Carl Icahn, stepping up his battle against Time Warner Inc., on Tuesday unveiled details of his plan to shake up the media conglomerate, saying it should be split into four separate public companies.

In a report prepared by his investment-banking adviser Lazard Ltd., Icahn also said Time Warner should extend its share buyback plan to a total of $20 billion worth of stock through a series of "Dutch auction" tender offers.

Lazard said in a press release that the proposals could create about $40 billion in "incremental value" for Time Warner shareholders. Time Warner's stock price could reach between $23.30 and $26.57 a share, it said. The shares traded recently down 1 percent, or 16 cents, at $18.40 a share, giving the company a market capitalization of about $86.5 billion.

Icahn, who is leading an investor group with more than 3 percent of Time Warner's shares, is seeking to overthrow Time Warner's board at its annual meeting in May. He has tapped Frank Biondi, Jr., the former chief executive of Viacom Inc. and Universal Studios Inc., to take over as Time Warner chief executive if his proxy battle succeeds.

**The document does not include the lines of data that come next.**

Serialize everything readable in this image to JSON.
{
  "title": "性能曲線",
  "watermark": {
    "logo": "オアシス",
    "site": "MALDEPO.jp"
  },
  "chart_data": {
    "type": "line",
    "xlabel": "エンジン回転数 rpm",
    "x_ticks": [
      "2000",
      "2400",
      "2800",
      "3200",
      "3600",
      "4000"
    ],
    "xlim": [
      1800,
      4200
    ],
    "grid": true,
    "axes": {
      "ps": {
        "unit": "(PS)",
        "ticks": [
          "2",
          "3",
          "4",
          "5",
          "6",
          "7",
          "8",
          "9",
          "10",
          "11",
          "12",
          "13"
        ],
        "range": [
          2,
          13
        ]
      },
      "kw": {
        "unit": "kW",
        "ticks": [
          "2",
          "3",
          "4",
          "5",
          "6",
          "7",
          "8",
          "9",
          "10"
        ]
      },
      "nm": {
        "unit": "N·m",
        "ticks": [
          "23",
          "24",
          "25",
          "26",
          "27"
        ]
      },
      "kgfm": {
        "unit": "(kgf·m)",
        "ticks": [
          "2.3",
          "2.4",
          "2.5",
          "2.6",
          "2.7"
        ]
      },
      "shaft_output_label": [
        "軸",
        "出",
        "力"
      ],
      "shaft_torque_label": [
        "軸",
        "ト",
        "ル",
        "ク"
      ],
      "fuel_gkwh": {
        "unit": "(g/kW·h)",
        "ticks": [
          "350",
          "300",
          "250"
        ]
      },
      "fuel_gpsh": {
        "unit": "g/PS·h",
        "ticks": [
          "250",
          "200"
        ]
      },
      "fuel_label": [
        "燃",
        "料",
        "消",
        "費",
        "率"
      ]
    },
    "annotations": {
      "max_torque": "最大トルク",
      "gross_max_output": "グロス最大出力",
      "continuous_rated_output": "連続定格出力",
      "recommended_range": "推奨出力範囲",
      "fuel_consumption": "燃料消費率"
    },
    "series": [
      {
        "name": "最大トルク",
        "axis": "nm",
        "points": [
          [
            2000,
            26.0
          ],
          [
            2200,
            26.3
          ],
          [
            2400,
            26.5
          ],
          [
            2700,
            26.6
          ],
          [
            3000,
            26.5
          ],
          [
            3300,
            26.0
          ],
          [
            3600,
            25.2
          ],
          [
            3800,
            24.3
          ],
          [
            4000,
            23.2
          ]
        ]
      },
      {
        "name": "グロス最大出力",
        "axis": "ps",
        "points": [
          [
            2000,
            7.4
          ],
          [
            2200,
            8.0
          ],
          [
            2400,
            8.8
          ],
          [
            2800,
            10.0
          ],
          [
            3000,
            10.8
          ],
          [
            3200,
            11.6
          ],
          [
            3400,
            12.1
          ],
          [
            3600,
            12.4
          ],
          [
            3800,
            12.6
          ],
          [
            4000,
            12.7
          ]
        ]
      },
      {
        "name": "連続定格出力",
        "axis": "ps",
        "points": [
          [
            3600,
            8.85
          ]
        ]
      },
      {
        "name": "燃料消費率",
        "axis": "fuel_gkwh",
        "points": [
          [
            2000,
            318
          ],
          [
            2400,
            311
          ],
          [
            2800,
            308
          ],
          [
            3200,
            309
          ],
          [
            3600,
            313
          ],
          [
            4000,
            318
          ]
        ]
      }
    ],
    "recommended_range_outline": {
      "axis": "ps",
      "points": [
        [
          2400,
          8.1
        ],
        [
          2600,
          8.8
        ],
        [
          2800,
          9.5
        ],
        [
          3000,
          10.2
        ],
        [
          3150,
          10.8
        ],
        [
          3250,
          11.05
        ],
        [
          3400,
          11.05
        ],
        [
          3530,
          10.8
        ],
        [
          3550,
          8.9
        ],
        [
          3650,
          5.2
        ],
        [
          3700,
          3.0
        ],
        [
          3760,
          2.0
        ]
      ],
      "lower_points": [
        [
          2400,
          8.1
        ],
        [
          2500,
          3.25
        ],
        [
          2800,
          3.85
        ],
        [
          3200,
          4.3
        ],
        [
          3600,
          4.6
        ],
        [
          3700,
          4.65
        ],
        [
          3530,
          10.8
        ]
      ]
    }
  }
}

The proposals in the Lazard report detail ideas that Icahn already has been pushing. Icahn, who began his campaign against Time Warner in August, urged the company to immediately buy back $20 billion of its shares and spin off 100 percent of its cable business, rather than the 16 percent of Time Warner Cable the company plans.

More recently, after he retained Lazard, Icahn floated the breakup proposal.

Under the plan outlined Tuesday at a briefing in Manhattan, Time Warner shareholders would have a direct ownership stake in the newly created Time Warner, which would include the company's cable-TV networks and filmed entertainment divisions, as well as stakes in three new public "pure-play" companies: AOL, publishing and Time Warner Cable.